If you’re not going to wear it, it probably shouldn’t be taking up your precious closet space. “Remove gifts you didn’t love, trends you’ve outgrown, and, most importantly, anything you bought to cover up because you didn’t believe you deserved to look stylish or sexy or handsome because of the size or shape of your body,” Davis says. “In my case, this was the step where I finally pitched all the oversized matronly shirts I was using to hide my belly.” Ideally, you want to fill your closet with clothes that fit you—both physically and emotionally. (We’ll briefly come back to this step in a second, though, so don’t actually get rid of this pile just yet.)

It’s not ideal to keep the stuff you don’t love, and maybe you can go thrift shopping or save up for some new items down the line. Image via Unsplash.

Decide how many outfit options feel right for you.

“You may decide you want to pare things way down so you aren’t as overwhelmed with laundry or paralyzed by decisions when it comes to getting ready in the morning,” Davis says. “Or, you may decide you love to have a lot of options, and that a bigger wardrobe is functional for you.”

Once you have a general sense of how big of a wardrobe you want, Davis recommends cutting down on any duplicates, as needed. “For example, if you have seven pairs of jeans, you may decide that, since you only really wear three of them regularly, you can get rid of four,” she says. “You may also decide that having three blue sweaters isn’t necessary.” However, if jeans and a navy sweater is your go-to comfort outfit, you might instead choose to donate some other clothes you rarely wear and keep your entire blue-on-blue collection.
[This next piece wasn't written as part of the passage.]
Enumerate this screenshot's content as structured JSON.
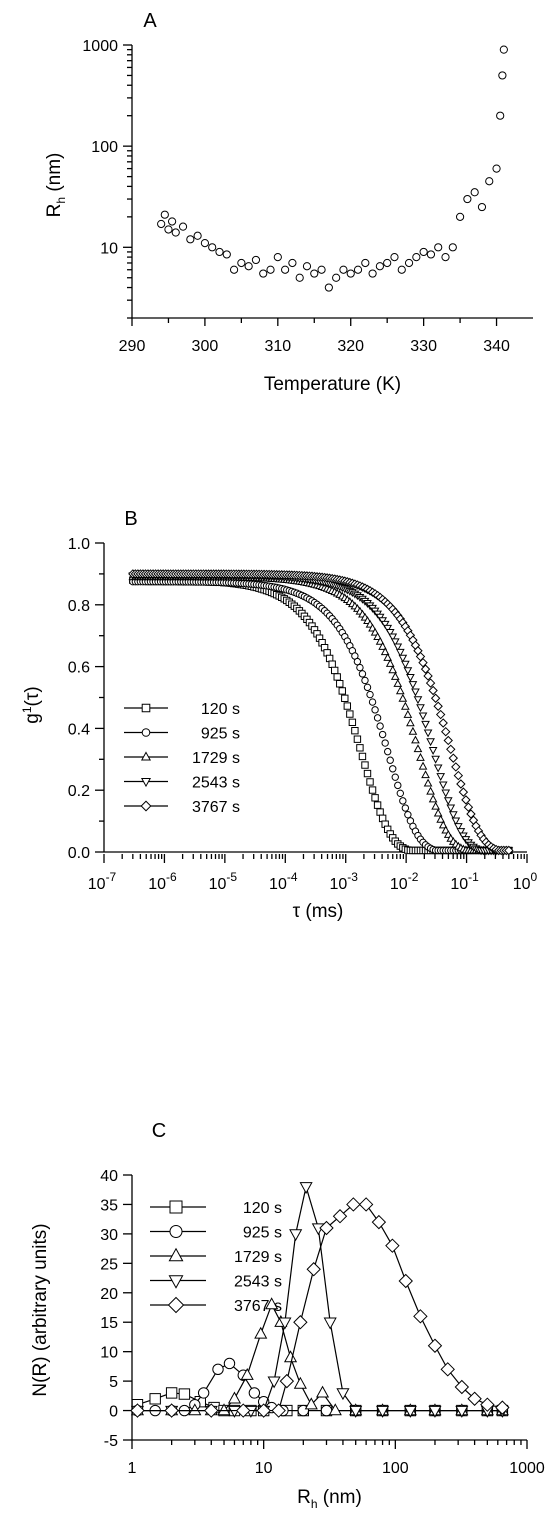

Again, you want to curate a wardrobe that makes sense for you.

According to experts, cutting down on any duplicates, as needed is a great way to ensure your wardrobe is functional for you. Image via Unsplash.

If you find that after taking the above steps, you don’t have enough clothes for a functional wardrobe and you don’t have the budget to invest in new ones, Davis says you can add back in some of the clothes you set aside in step two—the ones that fit, but aren’t necessarily your style. (If you do have enough outfits to wear, you can donate the not-quite-you pile).

It’s not ideal to keep the stuff you don’t love, and maybe you can go thrift shopping or save up for some new items down the line, but at the end of the day, they’re just clothes. You’re still your wonderful, unique self, no matter how you’re dressed—or how organized your closet is. (Truly: As long as you can find what you need and have room for the essentials, all of this is 100% optional.)